Changes in risk premia in financial markets, following the credit crisis, have weakened the relationship between the cash rate and banks’ mortgage rates, with the cash rate no longer completely indicative of where home loan rates should be, the Reserve Bank has conceded.
In a research paper released yesterday, the RBA explained that for most of the past decade banks’ funding costs had tended to move in line with the cash rate, resulting in a market practice whereby small business and home loan variable rates closely tracked the cash rate.
But capital market instability has meant that banks’ funding costs have not fallen in line with the cash rate, the RBA said.
It is now estimated that banks’ outstanding funding liabilities have fallen by around 330 basis points since the first reduction to the cash rate in September, around 95 basis points less than the 425 basis point fall in the official cash rate.

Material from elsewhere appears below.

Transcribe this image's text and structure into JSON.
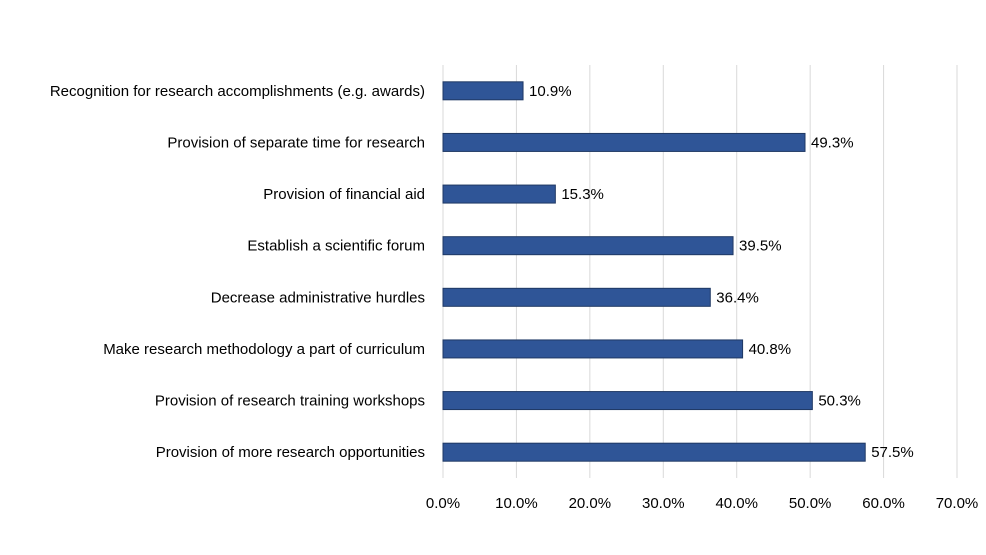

“The recent financial turbulence means that while the cash rate remains a key influence on banks’ funding costs, the costs of the various forms of banks’ funding have not fallen as much as the cash rate due to an increase in term premia and credit and liquidity spreads,” the RBA said.
Despite this, the RBA said the major banks had been able to slightly increase their net interest margins by offsetting lower margins on home loans with higher margins on business lending.
Since September small businesses have only enjoyed 230 basis points in interest rate cuts, the RBA said, but not only to recoup margins but increase their risk margins, it acknowledged.